In my previous role, I supported a Java service that operated similarly to RDP or Citrix by enabling remote UI functionality. This service relied on sessions, which consisted of interconnected Java objects that were supposed to be cleaned up either when a user logged out or after a predetermined timeout period.
During the course of our capacity planning, we discovered a significant memory waste that I wanted to share with you.
Capacity Planning
Part of my routine work with the team included capacity planning for the next year. By analyzing our usage metrics, growth patterns, and population research, our data scientists were able to predict how many users we could expect to have in the coming year.
To determine the necessary infrastructure required to support this anticipated user base, we employed a sophisticated formula:
\[\text{Number of Servers} = { \text{Number of Users} \over \text{Users per Server} } * \text{Safety Buffer}\]To know how many servers we need to have for next year.
One of our capacity planning sessions revealed that, due to the immense popularity of our service, we were anticipating a significant growth in the number of users in the coming year. Our calculations indicated that we would require more servers than we had available to accommodate this increased demand. Consequently, we were faced with the challenge of figuring out how to fit more users onto each individual server in order to support the projected user base.
What are we bound on?
With capacity measurement, we can pinpoint the bottleneck in our system, and in this case, it is the memory. As more users are added to the server, the system begins to falter under the increased load, ultimately running out of memory. Understanding we are memory-bound is crucial, as it directs our efforts towards reducing memory consumption in order to accommodate more users on the server.
Investigating memory usage
We had a crude estimation of our per-user memory consumption using this:
\[\text{Per User Memory} = { \text{Server Memory} \over \text{User Capacity} }\]Using imaginary numbers, we can say something like:
\[\text{Per User Memory} = \text{300MB} = { \text{90 GB} \over \text{300} }\]So we can approxiamte per-user memory requirement as 300MB. In order to understand how to reduce this number, we went into more serious memory measurement.

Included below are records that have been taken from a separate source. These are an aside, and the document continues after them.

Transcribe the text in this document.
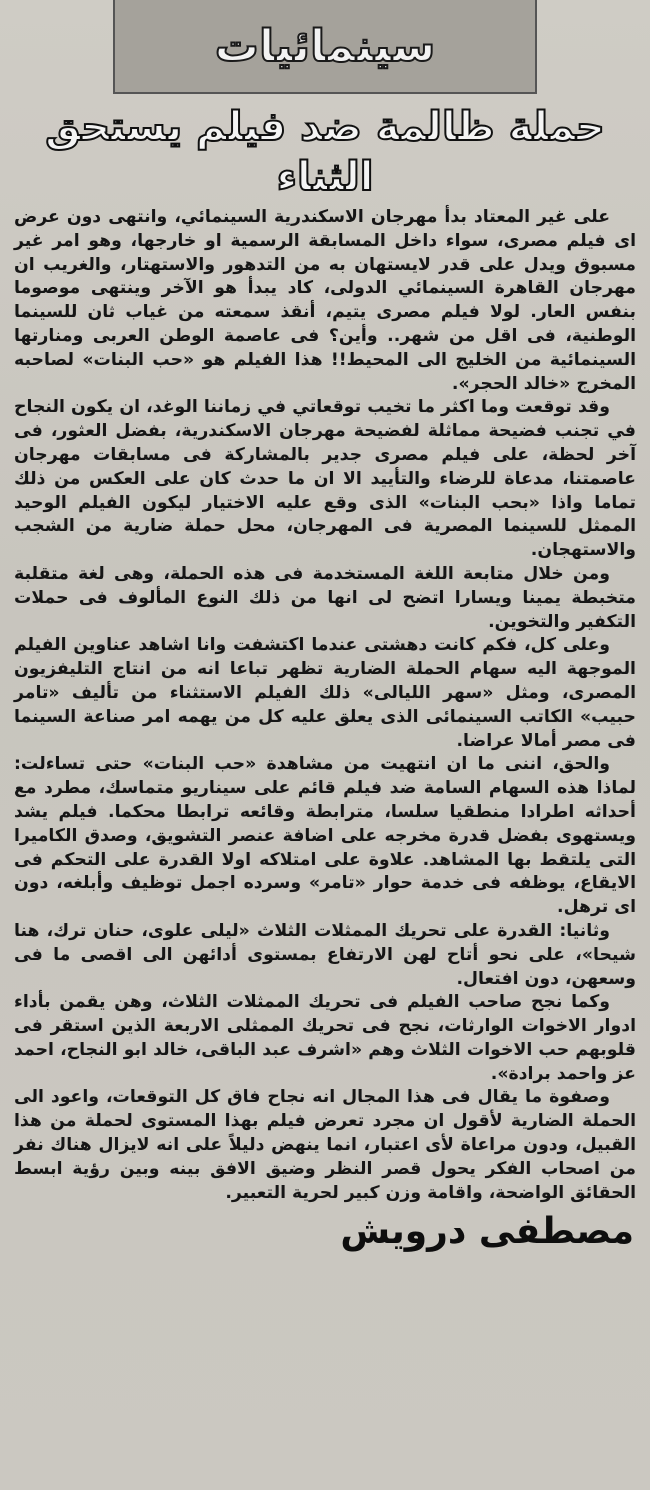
سينمائيات
حملة ظالمة ضد فيلم يستحق الثناء

على غير المعتاد بدأ مهرجان الاسكندرية السينمائي، وانتهى دون عرض اى فيلم مصرى، سواء داخل المسابقة الرسمية او خارجها، وهو امر غير مسبوق ويدل على قدر لايستهان به من التدهور والاستهتار، والغريب ان مهرجان القاهرة السينمائي الدولى، كاد يبدأ هو الآخر وينتهى موصوما بنفس العار. لولا فيلم مصرى يتيم، أنقذ سمعته من غياب ثان للسينما الوطنية، فى اقل من شهر.. وأين؟ فى عاصمة الوطن العربى ومنارتها السينمائية من الخليج الى المحيط!! هذا الفيلم هو «حب البنات» لصاحبه المخرج «خالد الحجر».

وقد توقعت وما اكثر ما تخيب توقعاتي في زماننا الوغد، ان يكون النجاح في تجنب فضيحة مماثلة لفضيحة مهرجان الاسكندرية، بفضل العثور، فى آخر لحظة، على فيلم مصرى جدير بالمشاركة فى مسابقات مهرجان عاصمتنا، مدعاة للرضاء والتأييد الا ان ما حدث كان على العكس من ذلك تماما واذا «بحب البنات» الذى وقع عليه الاختيار ليكون الفيلم الوحيد الممثل للسينما المصرية فى المهرجان، محل حملة ضارية من الشجب والاستهجان.

ومن خلال متابعة اللغة المستخدمة فى هذه الحملة، وهى لغة متقلبة متخبطة يمينا ويسارا اتضح لى انها من ذلك النوع المألوف فى حملات التكفير والتخوين.

وعلى كل، فكم كانت دهشتى عندما اكتشفت وانا اشاهد عناوين الفيلم الموجهة اليه سهام الحملة الضارية تظهر تباعا انه من انتاج التليفزيون المصرى، ومثل «سهر الليالى» ذلك الفيلم الاستثناء من تأليف «تامر حبيب» الكاتب السينمائى الذى يعلق عليه كل من يهمه امر صناعة السينما فى مصر أمالا عراضا.

والحق، اننى ما ان انتهيت من مشاهدة «حب البنات» حتى تساءلت: لماذا هذه السهام السامة ضد فيلم قائم على سيناريو متماسك، مطرد مع أحداثه اطرادا منطقيا سلسا، مترابطة وقائعه ترابطا محكما. فيلم يشد ويستهوى بفضل قدرة مخرجه على اضافة عنصر التشويق، وصدق الكاميرا التى يلتقط بها المشاهد. علاوة على امتلاكه اولا القدرة على التحكم فى الايقاع، يوظفه فى خدمة حوار «تامر» وسرده اجمل توظيف وأبلغه، دون اى ترهل.

وثانيا: القدرة على تحريك الممثلات الثلاث «ليلى علوى، حنان ترك، هنا شيحا»، على نحو أتاح لهن الارتفاع بمستوى أدائهن الى اقصى ما فى وسعهن، دون افتعال.

وكما نجح صاحب الفيلم فى تحريك الممثلات الثلاث، وهن يقمن بأداء ادوار الاخوات الوارثات، نجح فى تحريك الممثلى الاربعة الذين استقر فى قلوبهم حب الاخوات الثلاث وهم «اشرف عبد الباقى، خالد ابو النجاح، احمد عز واحمد برادة».

وصفوة ما يقال فى هذا المجال انه نجاح فاق كل التوقعات، واعود الى الحملة الضارية لأقول ان مجرد تعرض فيلم بهذا المستوى لحملة من هذا القبيل، ودون مراعاة لأى اعتبار، انما ينهض دليلاً على انه لايزال هناك نفر من اصحاب الفكر يحول قصر النظر وضيق الافق بينه وبين رؤية ابسط الحقائق الواضحة، واقامة وزن كبير لحرية التعبير.

مصطفى درويش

We began analyzing the Java memory dump of our servers to identify potential areas for improvement. Initially, we reviewed the dumps manually, but due to the sheer number of servers, we developed a custom script to automate the process. Using this script, we were able to identify memory-wasting objects that were attributed to specific sessions. By pinpointing these issues, we can effectively eliminate the waste and optimize our system’s memory usage.
I might cover the script and analysis in another post, but for now I want to focus on a specific quick win the memory analysis gave us.
A very big string
We started with going over our thousands of memdumps and looking for very big objects. Our biggest whale was a 1.5GB string. It looked something like this:
In case the picture didn’t convey the message, the string contained many many backslashes. We found similar smaller ones, but this one was the biggest.
Investigating what the purpose of the string was, I saw that we had classes that looked like this:
class Screen {
//...
private Screen previous;
public String toJson() {
JSONObject jo = new JSONObject();
//...
if (previous != null) {
jo.put("previous", previous.toJson());
}
//...
return jo.toString();
}
}
class Session {
//...
String currentScreen;
public void setUrl(Screen s) {
currentScreen = s.toJson();
}
}
So each screen has the previous screen the user visited, to allow the user to go “back” and get the exact screen they were in before (state, scrolling position, validation notices etc). The user session also has the current screen the user is in, so if the user reconnects to an existing session, we can return to where they were.
There are two design problems here:
- The “back” stack is unlimited, meaning we’re saving more and more state until we explode
- by running
jo.put("previous", previous.toJson());, we’re converting the JSON dictionary to a string. Since JSON fields have quotes, and those quotes need to be escaped when stored in a string, they are stored as\". That backslash needs to be escaped when this string is stored inside another string, compouding into\\\". A couple more rounds of this, and we get\\\\\\\\\\\\\\\\"
It turns out that a user with a session with lots of screens produced a currentScreen String of gigantic proportions.
Handling and followup
We divided the problem into a quick fix and a long-term one:
The quick fix was truncating the “previous” string if it goes over a specific char amount (e.g. not letting it go over 100MB). While this is not a complete solution and might impact the user experience, it was very quick to implement and easy to test, boosting our reliability (preventing a specific session from inflating and bringing the server down).
The long-term fix was rewriting the “previous” stack solution completely, creating a dedicated real stack with self-imposed size limits and reporting. It took a long time to write, and longer to test and slowly release, but it really prevented memory waste, rather than only hide away whale-strings as another form of memory (e.g. very deep JSON objects).
Epilogue
We continued to use the memory-dump analysis tool and found more nonsense we killed, but nothing as easy as this.
My main takeway from this story is that sometimes, checking the details of how your program uses resources (e.g. examining a memdump rather than just measuring overall memory utilization) is crucial for success and produces quick wins from the start.